Mais il y a effectivement une forte recrudescence des attaques talibanes depuis la signature de l’accord de Doha. Entre le 1er et le 10 mars, le Long War Journal a compté 147 attaques dans 27 des 35 provinces afghanes. Et cela n’a cessé depuis, aux quatre coins du pays, contre des postes militaires, à l’instar de cette dernière attaque dans le Logar, le 12 mai, où 36 soldats afghans ont été tués. Reuters signale que les attaques talibanes de terrain ont augmenté de 70 % par rapport à la même période de l’an passé, entre le 1er mars et le 13 mai.

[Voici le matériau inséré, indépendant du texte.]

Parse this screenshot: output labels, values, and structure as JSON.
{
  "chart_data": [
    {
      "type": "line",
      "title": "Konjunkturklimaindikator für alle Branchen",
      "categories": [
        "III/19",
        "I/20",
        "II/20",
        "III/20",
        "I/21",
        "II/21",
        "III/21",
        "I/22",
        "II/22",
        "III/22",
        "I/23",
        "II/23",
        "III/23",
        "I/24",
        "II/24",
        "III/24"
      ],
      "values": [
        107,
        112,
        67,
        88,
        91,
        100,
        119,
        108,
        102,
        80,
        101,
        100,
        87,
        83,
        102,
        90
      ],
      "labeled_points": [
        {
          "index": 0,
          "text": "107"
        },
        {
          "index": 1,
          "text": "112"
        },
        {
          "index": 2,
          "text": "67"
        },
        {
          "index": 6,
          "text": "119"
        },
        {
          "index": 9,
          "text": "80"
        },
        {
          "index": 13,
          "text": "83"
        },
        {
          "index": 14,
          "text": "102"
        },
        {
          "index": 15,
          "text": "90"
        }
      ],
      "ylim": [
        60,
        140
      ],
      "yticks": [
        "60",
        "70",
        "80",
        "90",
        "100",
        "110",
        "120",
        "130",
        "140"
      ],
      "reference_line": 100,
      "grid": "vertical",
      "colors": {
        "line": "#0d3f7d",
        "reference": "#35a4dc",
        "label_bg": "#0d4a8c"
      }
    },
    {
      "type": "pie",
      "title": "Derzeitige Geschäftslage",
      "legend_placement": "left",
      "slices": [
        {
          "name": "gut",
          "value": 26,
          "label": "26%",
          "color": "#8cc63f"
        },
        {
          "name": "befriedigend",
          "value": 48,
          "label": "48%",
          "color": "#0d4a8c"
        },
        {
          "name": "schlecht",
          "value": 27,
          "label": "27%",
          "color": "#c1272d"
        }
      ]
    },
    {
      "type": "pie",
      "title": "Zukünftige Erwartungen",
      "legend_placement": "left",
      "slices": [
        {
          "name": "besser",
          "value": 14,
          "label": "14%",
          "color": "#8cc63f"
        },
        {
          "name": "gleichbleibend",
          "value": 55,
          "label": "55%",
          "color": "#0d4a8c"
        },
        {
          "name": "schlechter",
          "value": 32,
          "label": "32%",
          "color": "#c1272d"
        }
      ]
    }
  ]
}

Rien de surprenant puisque l’accord, contrairement à ce qui a été dit ou écrit par la plupart des médias, ne comporte aucune clause de cessez-le-feu. Une seule fois le mot apparaît dans le texte, à l’alinéa 4, pour dire que cette question du cessez-le-feu sera une question parmi d’autres des négociations intra-afghanes censées se tenir à partir du 10 mars.  Le seul engagement des talibans, développé sur cinq alinéas, est de rompre avec les groupes terroristes, de ne jamais attenter à la sécurité des États-Unis depuis les zones qu’ils contrôlent, et ne pas attaquer les forces américaines dans leur processus de retrait. Jusqu’à présent, ils s’y tiennent. En revanche, les talibans n’ont cessé de dire et même d’écrire sur leur site officiel Voice of Jihad, que leur jihad continuerait après la signature de l’accord et au-delà du retrait américain, jusqu’à la victoire de leur Émirat islamique sur l’actuel régime qu’ils qualifient de « marionnette de la Maison-Blanche ».

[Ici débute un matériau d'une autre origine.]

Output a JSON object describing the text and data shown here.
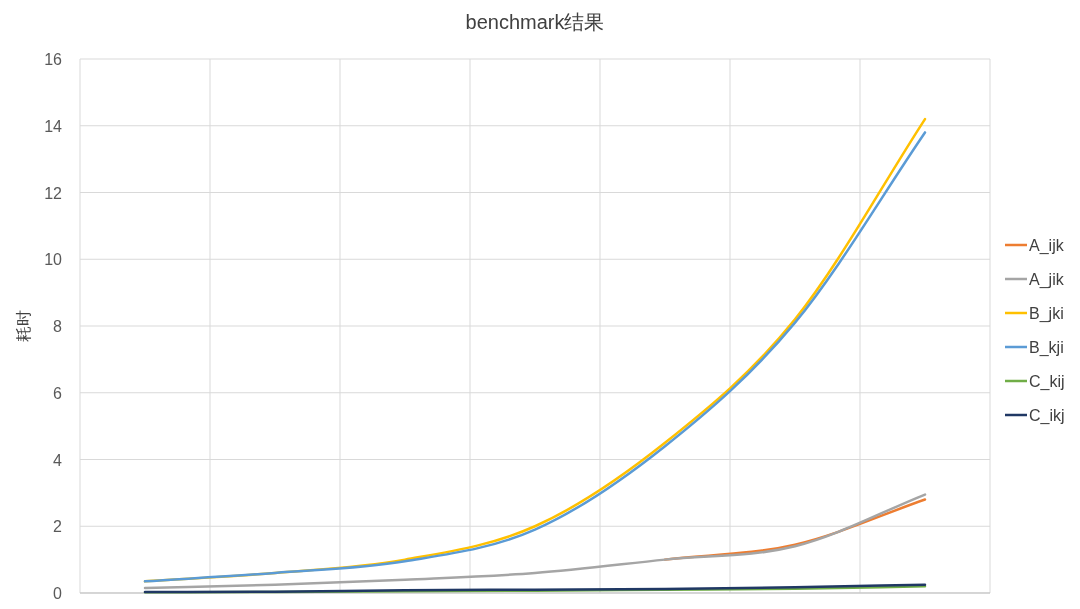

Tous ces événements ont cours en cette période de crise sanitaire due au Covid-19. De quelle manière le pays est-il touché ? Comment cela est-il géré par les autorités ?

L’Afghanistan semble encore assez peu touché par le coronavirus, avec 4 687 cas déclarés et 122 morts en date du 12 mai, pour une population d’environ 35 millions (il n’y a pas eu de recensement depuis 1976), mais le système de santé publique n’est sans doute pas assez solide pour établir des statistiques fiables et surtout une réponse sanitaire à la hauteur du risque… Dès que la pandémie a explosé en Iran, plusieurs milliers d’Afghans réfugiés sont rentrés au pays. L’administration afghane, un peu débordée, a cependant fait de son mieux pour tester le plus grand nombre possible d’arrivants.

Les talibans ont joué un rôle non négligeable dans la lutte contre la pandémie. Ils ont été plus rapides que les autorités sanitaires, au moins dans les districts qu’ils contrôlent, à alerter la population, distribuer des masques, et organiser le confinement au point de demander à la population de ne plus fréquenter les mosquées, mais de prier à la maison. La gestion du Covid-19 peut être un outil de « câlinothérapie ». Il y en a d’autres, comme la nomination d’un Hazara chiite, Mawlawi Mahdi, au rang de chef de district du gouvernorat taliban de Sar-i-Pul (nomination qui tend à exonérer les talibans de l’attaque contre les mères hazaras de la maternité d’un quartier ouest de Kaboul).